Men, hombres, ¿un mismo hombre multiplicado que representa todas las masculinidades tóxicas habidas y por haber? Garland no renuncia a algunos golpes de efecto clásicos en este tipo de relatos –el de mujer sola en una vieja casa en una comunidad rural y desconfiada– y juega muy bien con los desdoblamientos, los rincones en rojo de la mansión y la iluminación. Pero, sobre todo, es un filme oval: el círculo de luz que completa el arco de un puente con su reflejo en unas aguas estancadas –en la espléndida secuencia de la voz en eco dentro del túnel, secuencia que va de la maravilla al terror– y la cámara penetrando dentro del ojo del cuerpo de un ciervo sin vida en medio del bosque. Cuando la cámara sale, el cadáver ya está medio descompuesto.
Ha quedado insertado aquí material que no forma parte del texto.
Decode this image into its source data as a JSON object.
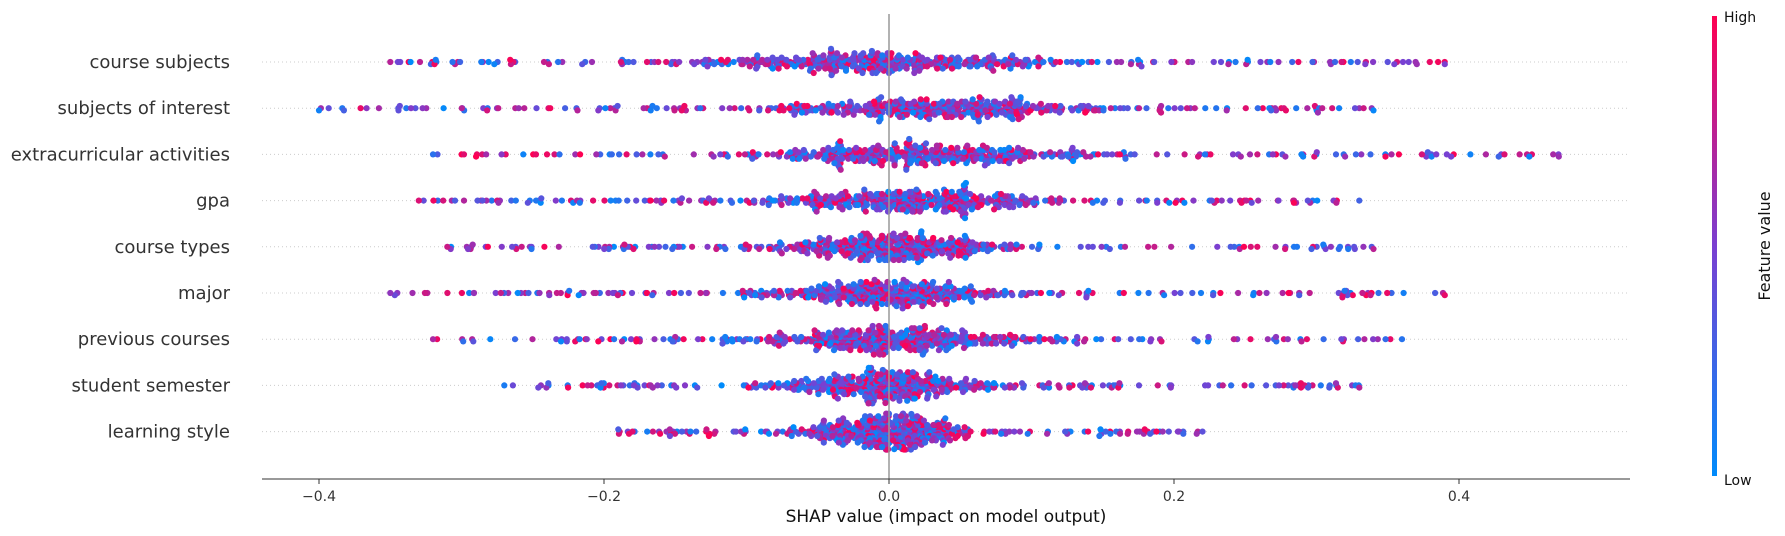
{
  "chart_data": {
    "type": "scatter",
    "subtype": "shap-beeswarm",
    "title": "",
    "xlabel": "SHAP value (impact on model output)",
    "ylabel": "",
    "xlim": [
      -0.44,
      0.52
    ],
    "xticks": [
      -0.4,
      -0.2,
      0.0,
      0.2,
      0.4
    ],
    "xtick_labels": [
      "−0.4",
      "−0.2",
      "0.0",
      "0.2",
      "0.4"
    ],
    "zero_line": 0.0,
    "grid": false,
    "colorbar": {
      "title": "Feature value",
      "high_label": "High",
      "low_label": "Low",
      "high_color": "#ff0052",
      "mid_color": "#7a3fd1",
      "low_color": "#008bfb"
    },
    "features": [
      {
        "name": "course subjects",
        "min": -0.35,
        "max": 0.39,
        "center": 0.0,
        "spread": 0.11,
        "high_side": "mixed"
      },
      {
        "name": "subjects of interest",
        "min": -0.4,
        "max": 0.34,
        "center": 0.03,
        "spread": 0.1,
        "high_side": "mixed"
      },
      {
        "name": "extracurricular activities",
        "min": -0.32,
        "max": 0.47,
        "center": 0.02,
        "spread": 0.1,
        "high_side": "mixed"
      },
      {
        "name": "gpa",
        "min": -0.33,
        "max": 0.33,
        "center": 0.02,
        "spread": 0.09,
        "high_side": "mixed"
      },
      {
        "name": "course types",
        "min": -0.31,
        "max": 0.34,
        "center": 0.0,
        "spread": 0.08,
        "high_side": "mixed"
      },
      {
        "name": "major",
        "min": -0.35,
        "max": 0.39,
        "center": 0.0,
        "spread": 0.08,
        "high_side": "mixed"
      },
      {
        "name": "previous courses",
        "min": -0.32,
        "max": 0.36,
        "center": 0.0,
        "spread": 0.08,
        "high_side": "mixed"
      },
      {
        "name": "student semester",
        "min": -0.27,
        "max": 0.33,
        "center": 0.0,
        "spread": 0.07,
        "high_side": "mixed"
      },
      {
        "name": "learning style",
        "min": -0.19,
        "max": 0.22,
        "center": 0.0,
        "spread": 0.05,
        "high_side": "mixed"
      }
    ]
  }
}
Quizá, como en el cine de David Lynch, habituado a introducir su cámara en agujeros oscuros, la realidad –si es que esta existe para Harper– acontezca en el tiempo en que se descompone el ciervo y todo lo demás sea un sueño doloroso influenciado por el sentimiento de culpa y los ecos ondulantes de una rudimentaria masculinidad. ∎

El acecho de los hombres tóxicos.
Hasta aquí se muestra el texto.